The federal government must make substantial investments in healthcare IT and stop cutting physician reimbursements if the United Sates is to reap the benefits of a wired healthcare system, said Joseph Heyman, MD, secretary of the American Medical Association. He accused the government of sending mixed messages. Doctors cannot be expected to make substantial investments in technology when their Medicare reimbursement payments are cut and the cost of care increases, Heyman said.
The government also should do more to help the 46 million uninsured Americans, he said. “All of the accomplishments with health IT are worthless if patients cannot access care,” Heyman said.
Phil Sissions rounded out the roster of TEPR 2006 opening session speakers. He recently left the United Kingdom's much-watched NHS' National Program for Information Technology (NPfIT) and provided a pretty critical account of the progress to date for the single largest program in healthcare IT. The only real successes were getting broadband into the various hospitals and practices and getting some PACS systems up. Getting doctors their own email address was somewhat mockingly called the biggest achievement. Sissions said that many of the other programs, including the Choose and Book appointment system are barely being used and that general practitioners revolted when they were told that they had to change their practice management systems.

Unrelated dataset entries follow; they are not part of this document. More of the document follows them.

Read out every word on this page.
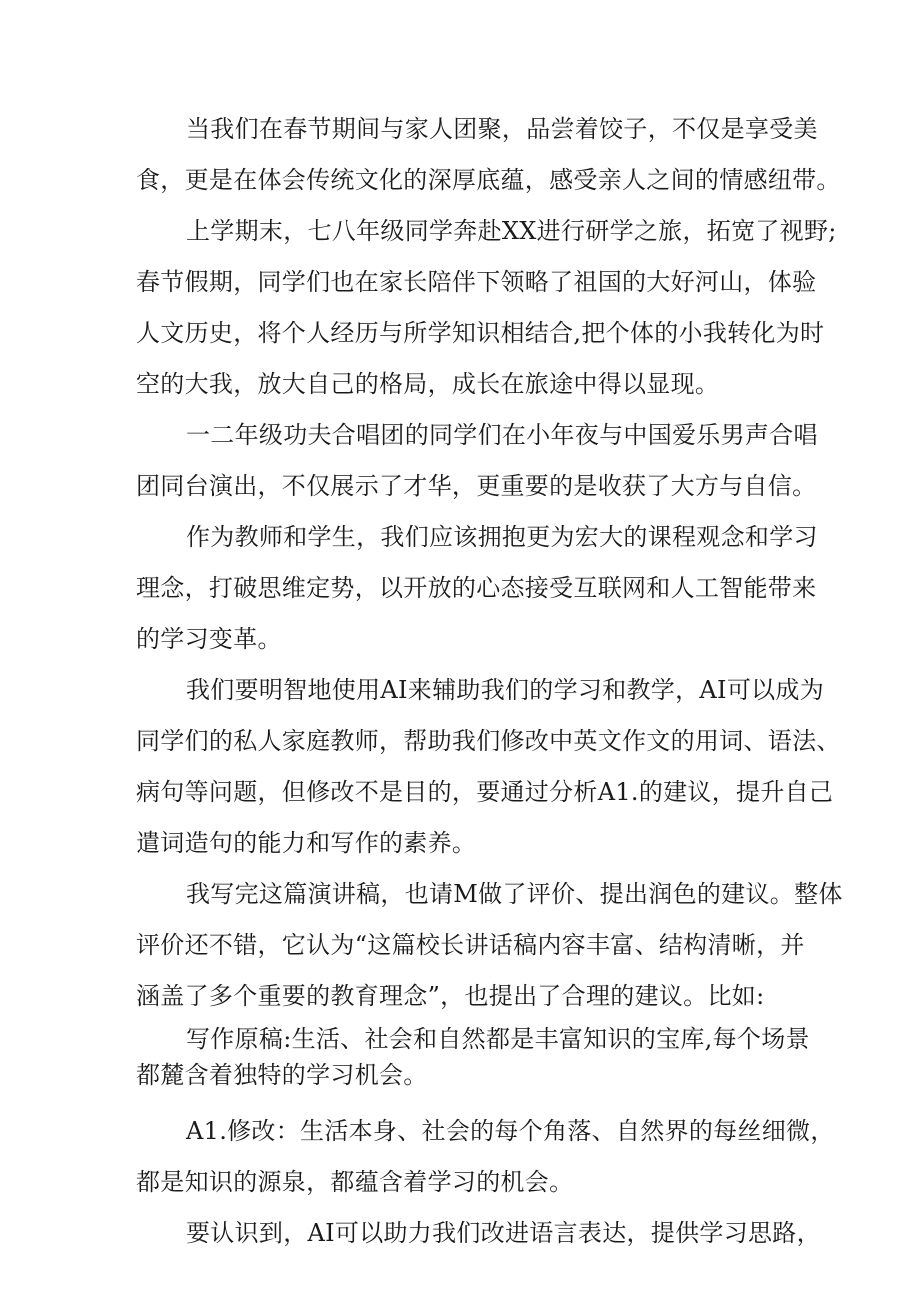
当我们在春节期间与家人团聚，品尝着饺子，不仅是享受美
食，更是在体会传统文化的深厚底蕴，感受亲人之间的情感纽带。
上学期末，七八年级同学奔赴XX进行研学之旅，拓宽了视野;
春节假期，同学们也在家长陪伴下领略了祖国的大好河山，体验
人文历史，将个人经历与所学知识相结合,把个体的小我转化为时
空的大我，放大自己的格局，成长在旅途中得以显现。
一二年级功夫合唱团的同学们在小年夜与中国爱乐男声合唱
团同台演出，不仅展示了才华，更重要的是收获了大方与自信。
作为教师和学生，我们应该拥抱更为宏大的课程观念和学习
理念，打破思维定势，以开放的心态接受互联网和人工智能带来
的学习变革。
我们要明智地使用AI来辅助我们的学习和教学，AI可以成为
同学们的私人家庭教师，帮助我们修改中英文作文的用词、语法、
病句等问题，但修改不是目的，要通过分析A1.的建议，提升自己
遣词造句的能力和写作的素养。
我写完这篇演讲稿，也请M做了评价、提出润色的建议。整体
评价还不错，它认为“这篇校长讲话稿内容丰富、结构清晰，并
涵盖了多个重要的教育理念”，也提出了合理的建议。比如:
写作原稿:生活、社会和自然都是丰富知识的宝库,每个场景
都麓含着独特的学习机会。
A1.修改：生活本身、社会的每个角落、自然界的每丝细微，
都是知识的源泉，都蕴含着学习的机会。
要认识到，AI可以助力我们改进语言表达，提供学习思路，
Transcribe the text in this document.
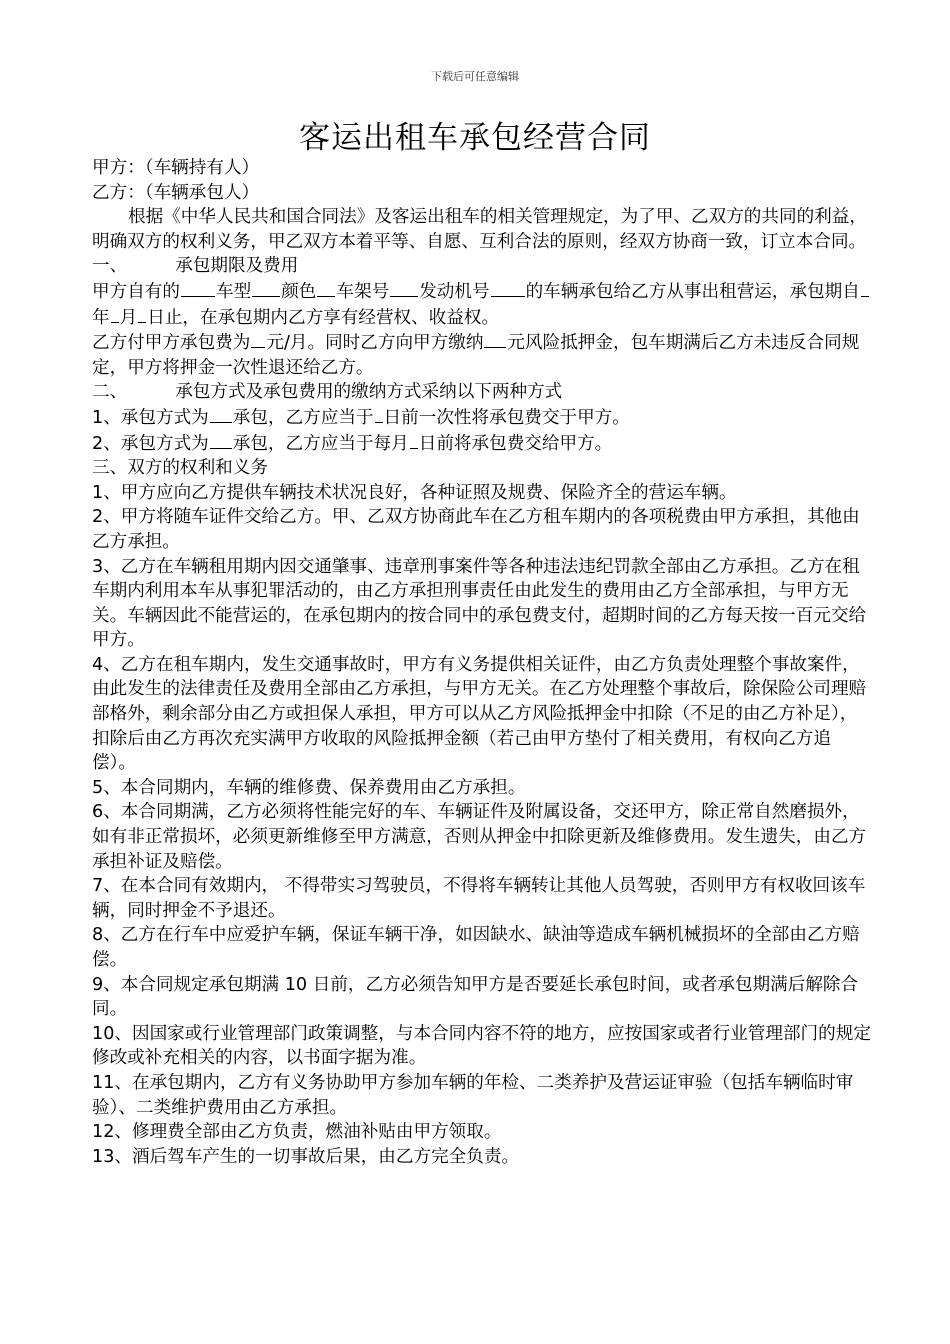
下载后可任意编辑
客运出租车承包经营合同

甲方：（车辆持有人）

乙方：（车辆承包人）

根据《中华人民共和国合同法》及客运出租车的相关管理规定，为了甲、乙双方的共同的利益，明确双方的权利义务，甲乙双方本着平等、自愿、互利合法的原则，经双方协商一致，订立本合同。

一、	承包期限及费用

甲方自有的 车型 颜色 车架号 发动机号 的车辆承包给乙方从事出租营运，承包期自年 月 日止，在承包期内乙方享有经营权、收益权。

乙方付甲方承包费为 元/月。同时乙方向甲方缴纳 元风险抵押金，包车期满后乙方未违反合同规定，甲方将押金一次性退还给乙方。

二、	承包方式及承包费用的缴纳方式采纳以下两种方式

1、承包方式为 承包，乙方应当于 日前一次性将承包费交于甲方。

2、承包方式为 承包，乙方应当于每月 日前将承包费交给甲方。

三、双方的权利和义务

1、甲方应向乙方提供车辆技术状况良好，各种证照及规费、保险齐全的营运车辆。

2、甲方将随车证件交给乙方。甲、乙双方协商此车在乙方租车期内的各项税费由甲方承担，其他由乙方承担。

3、乙方在车辆租用期内因交通肇事、违章刑事案件等各种违法违纪罚款全部由乙方承担。乙方在租车期内利用本车从事犯罪活动的，由乙方承担刑事责任由此发生的费用由乙方全部承担，与甲方无关。车辆因此不能营运的，在承包期内的按合同中的承包费支付，超期时间的乙方每天按一百元交给甲方。

4、乙方在租车期内，发生交通事故时，甲方有义务提供相关证件，由乙方负责处理整个事故案件，由此发生的法律责任及费用全部由乙方承担，与甲方无关。在乙方处理整个事故后，除保险公司理赔部格外，剩余部分由乙方或担保人承担，甲方可以从乙方风险抵押金中扣除（不足的由乙方补足），扣除后由乙方再次充实满甲方收取的风险抵押金额（若己由甲方垫付了相关费用，有权向乙方追偿）。

5、本合同期内，车辆的维修费、保养费用由乙方承担。

6、本合同期满，乙方必须将性能完好的车、车辆证件及附属设备，交还甲方，除正常自然磨损外，如有非正常损坏，必须更新维修至甲方满意，否则从押金中扣除更新及维修费用。发生遗失，由乙方承担补证及赔偿。

7、在本合同有效期内， 不得带实习驾驶员，不得将车辆转让其他人员驾驶，否则甲方有权收回该车辆，同时押金不予退还。

8、乙方在行车中应爱护车辆，保证车辆干净，如因缺水、缺油等造成车辆机械损坏的全部由乙方赔偿。

9、本合同规定承包期满 10 日前，乙方必须告知甲方是否要延长承包时间，或者承包期满后解除合同。

10、因国家或行业管理部门政策调整，与本合同内容不符的地方，应按国家或者行业管理部门的规定修改或补充相关的内容，以书面字据为准。

11、在承包期内，乙方有义务协助甲方参加车辆的年检、二类养护及营运证审验（包括车辆临时审验）、二类维护费用由乙方承担。

12、修理费全部由乙方负责，燃油补贴由甲方领取。

13、酒后驾车产生的一切事故后果，由乙方完全负责。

So far the project has spent hardly any of the money allocated to it (about £650 million each year) because most of the contracted software hasn't been delivered. Meanwhile, local hospitals and physician authorities have little money for process change and have stopped much IT development progress waiting for the central program to provide for them.
Despite the auspicious opening, TEPR 2006 included more than 250 speakers across nine educational tracks and 180 EMR and HIT-related vendors in the exhibit hall. It also included the staging of the largest demonstration of wireless locating and tracking technology ever in healthcare. About 500 attendees participated by having their conference badges equipped with RFID tags. Real-time data of their whereabouts were accessible on workstations in freestanding kiosks in the exhibit hall and conference lobby area. By being able to locate mobile assets and people within a designated space, the system presents a real-world application for hospitals and mimics a hospital environment. The demonstration included four zones that were designed to mimic a busy urban hospital – Emergency Department, Perioperative Suite, Lab, and Hospital Room.
The Medical Records Institute (MRI) teamed with Parco Wireless and Patient Care Technology Systems to set the demonstration. “Managing patient flow is one of the hot topics for any hospital,” said Waegemann. “Today’s tracking technologies can generate significant cost savings derived from more accurate data collection,” said Scott Cohen, CEO of Parco.